It was a perfectly ordinary day, until it wasn’t.
Robin played in the sandbox while I read underneath the mimosa tree. I was spending the first day of summer vacation babysitting my sister, or at least I was supposed to be. Before long my mind had drifted clear out of North Carolina, and I was swimming with a dolphin off the English coast.
A loud screech jolted me out of the story. A car, a black car, had hit someone! Bad things never happened in our neighborhood. I hid my face in my hands. It couldn’t be real.
When I got the courage to look, people were spilling from cars and homes into the street. I dropped my book and ran toward them.
A man I didn’t know took charge. “Call an ambulance,” he shouted. “Somebody call an ambulance!”
I saw Robin’s red tennis shoe abandoned in the street. I yelled. I cried and wailed. She lay on the ground, small and still. When I screamed her name, she tried to get up. Her legs crumpled beneath her.
I got all cold and numb, like I’d been put in the meat locker at Gentry’s Grocery. A faraway ambulance siren rang in my ears.
Mama gave me a hard shake. “Sarah, listen to me.”

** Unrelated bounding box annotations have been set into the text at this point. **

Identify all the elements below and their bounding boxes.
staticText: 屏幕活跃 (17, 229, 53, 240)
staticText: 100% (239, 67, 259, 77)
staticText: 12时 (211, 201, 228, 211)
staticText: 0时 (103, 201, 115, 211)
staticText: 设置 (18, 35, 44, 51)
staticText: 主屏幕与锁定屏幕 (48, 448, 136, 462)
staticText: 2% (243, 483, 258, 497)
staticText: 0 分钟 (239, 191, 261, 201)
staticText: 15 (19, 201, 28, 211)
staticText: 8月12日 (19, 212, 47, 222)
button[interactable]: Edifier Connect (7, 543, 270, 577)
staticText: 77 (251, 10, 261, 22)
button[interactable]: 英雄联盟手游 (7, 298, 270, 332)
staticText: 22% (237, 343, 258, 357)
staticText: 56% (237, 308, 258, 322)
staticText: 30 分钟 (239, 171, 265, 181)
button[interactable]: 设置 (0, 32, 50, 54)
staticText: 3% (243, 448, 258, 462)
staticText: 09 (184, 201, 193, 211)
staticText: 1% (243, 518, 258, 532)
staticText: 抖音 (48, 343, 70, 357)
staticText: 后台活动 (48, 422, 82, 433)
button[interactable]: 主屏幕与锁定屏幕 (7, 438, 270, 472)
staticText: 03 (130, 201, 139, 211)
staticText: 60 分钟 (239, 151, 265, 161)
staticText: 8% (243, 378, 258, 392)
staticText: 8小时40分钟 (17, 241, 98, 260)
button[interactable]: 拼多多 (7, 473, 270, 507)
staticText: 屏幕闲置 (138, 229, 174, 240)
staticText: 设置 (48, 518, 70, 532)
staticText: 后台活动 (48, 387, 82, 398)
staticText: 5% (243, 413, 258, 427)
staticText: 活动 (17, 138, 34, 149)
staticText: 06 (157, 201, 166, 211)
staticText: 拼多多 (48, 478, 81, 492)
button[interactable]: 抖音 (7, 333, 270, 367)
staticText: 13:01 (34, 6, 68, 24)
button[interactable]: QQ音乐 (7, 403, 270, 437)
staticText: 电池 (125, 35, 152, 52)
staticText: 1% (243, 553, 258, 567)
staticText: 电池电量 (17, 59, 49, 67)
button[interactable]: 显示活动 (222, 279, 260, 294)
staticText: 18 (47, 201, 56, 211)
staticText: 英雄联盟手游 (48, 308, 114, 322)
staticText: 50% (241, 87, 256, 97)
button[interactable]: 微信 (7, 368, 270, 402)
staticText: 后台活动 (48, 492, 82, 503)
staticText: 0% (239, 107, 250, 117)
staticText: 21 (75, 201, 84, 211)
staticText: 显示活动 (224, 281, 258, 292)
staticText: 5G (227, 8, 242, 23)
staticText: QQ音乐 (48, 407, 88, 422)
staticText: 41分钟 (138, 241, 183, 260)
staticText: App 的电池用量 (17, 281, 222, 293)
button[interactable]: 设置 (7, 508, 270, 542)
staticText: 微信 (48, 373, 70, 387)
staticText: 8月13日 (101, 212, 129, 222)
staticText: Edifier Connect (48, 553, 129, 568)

I tried to focus on her face, but it was a blur. Instead I stared at Mama’s hands. They were still dirty from working in the vegetable garden.
“I have to go with Robin in the ambulance,” Mama said. “Stay with Cathy until I get back.”
I was terrified for the ambulance to take Robin away. I might never see her again.
I pulled from Mama’s grasp and hurried to where the paramedics were loading Robin onto a stretcher. With her eyes closed, she didn’t look six years old. She looked like a baby.
I fell to my knees. Why did this have to happen? Why?